After working for a week we took Sunday off and went to a nearby village called Dindifelo, population 300, where Hassana is from. There is a 300ft waterfall nearby which is a big tourist attraction of the area. He showed us the “hotel” he manages now, built by a nonprofit organization for the village. He had to cut down all the trees as they suck the water out of the ground, install solar panels, fix the well and the roofs, etc. He also wages continuous war on the millions of termites who ruin everything extremely fast. We visited his family, as last year and were invited to a delicious meal. He told us about the school system: There is elementary school in the villages, middle school in Kedougou (15 000), high school in Tambacounda (90 000), and university only in Dakar. (2.5 million) As one has to live far from home, the higher the education is, the fewer can afford to pay living costs in addition to school fees. In spite of the compulsory schooling, only 71% of children are enrolled in primary education, 16% to secondary, and a mere 3% makes it to university. 44% of man and 72% of women are illiterate, which means that most of them do not learn even to read or write in primary school. One of the main reasons is that the education is in French, but the children do not speak it.
It is also a dream of the Senegalese to move to a bigger city: from Dindifelo even Kedougou looks like a great place: some restaurants, bars, a bank, (opened only last year), post office, stores, a bigger market, large mosque, other churches, a radio station, a library. People of Kedougou dream of Tambacounda, which features more of the same things, though from a western point of view it is still the end of the world, with no museum, movie or theater. The ultimate dream is to move to Dakar, where the quality of life is probably much worse for most people than on the countryside, terribly crowded, polluted, dangerous, with high unemployment and trash everywhere. But at least there is hope of breaking out of poverty, though this hope is never realized for the vast majority.
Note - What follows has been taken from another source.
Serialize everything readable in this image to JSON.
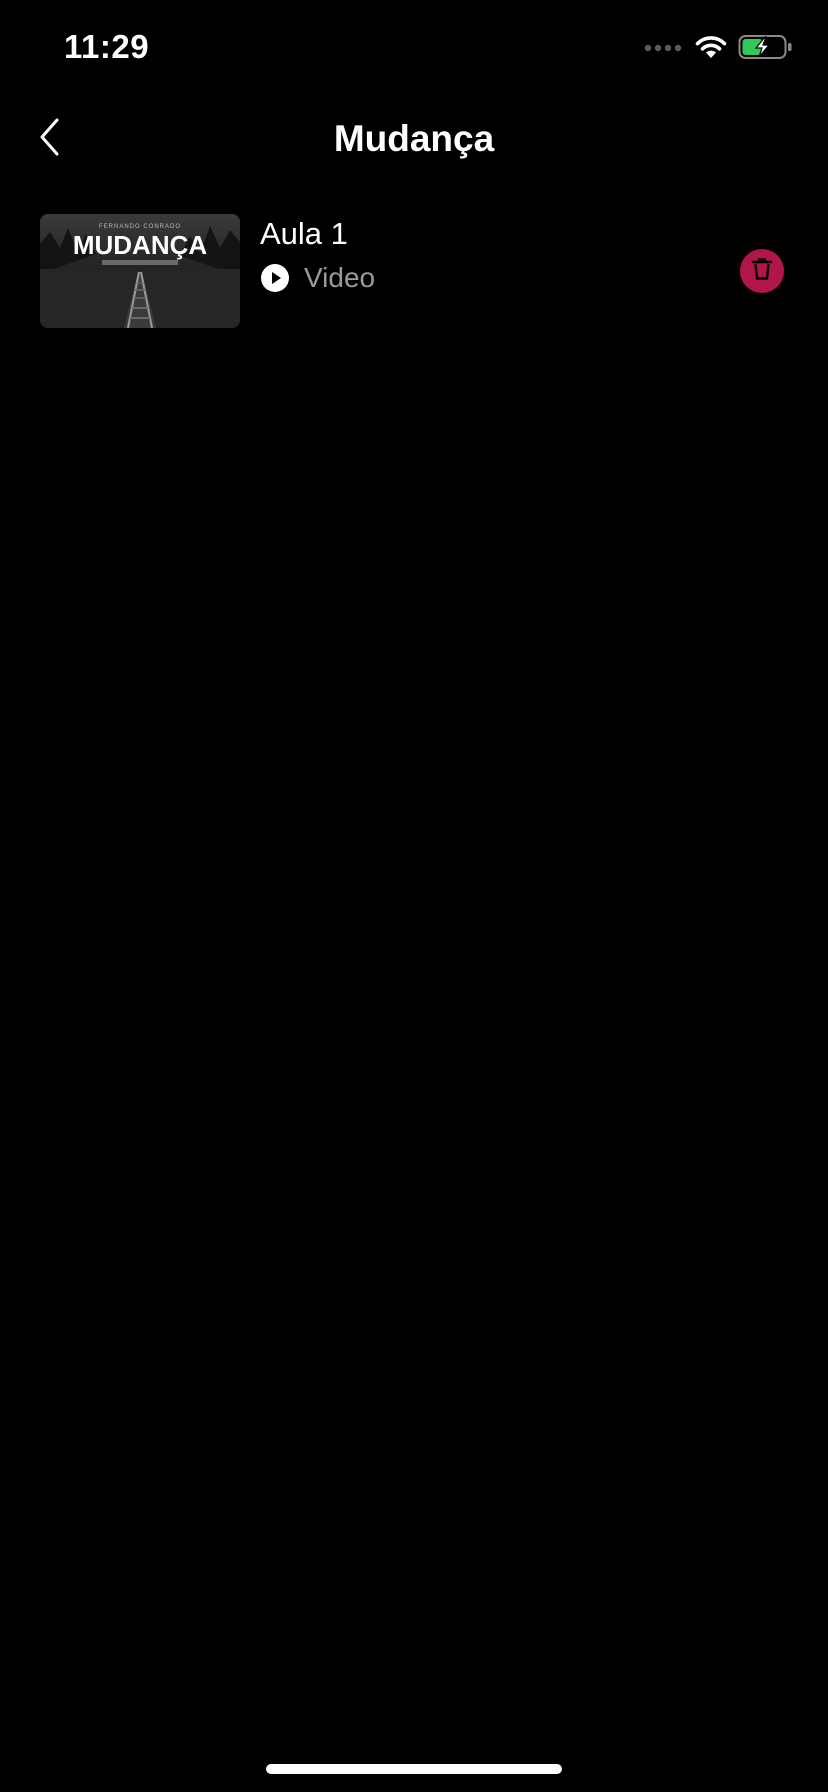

On the way home we stopped over in Tambacounda, the capital of the region. The Peace Corps volunteers would like to organize an eye mission for us there next year. I became quite enthusiastic, as the need is even greater there than in Kedougou; also we can have a long-standing impact by training the 3 local eye nurses in medical ophthalmology, in a better technique for cataract surgery, and mainly in organizational skills which they desperately lack. It is a huge challenge. It is always much more difficult to integrate ourselves into an already functioning department – as we saw last year in Ghana – than to do our own well-tested and practiced work routine. Also, there is a language barrier, as the nurses speak only French. They were extremely welcoming to us, including the hospital director, who spoke some English and who dreams of going to the US for postgraduate studies. Next year we will go to Tambacounda, Insallah! (God willing.)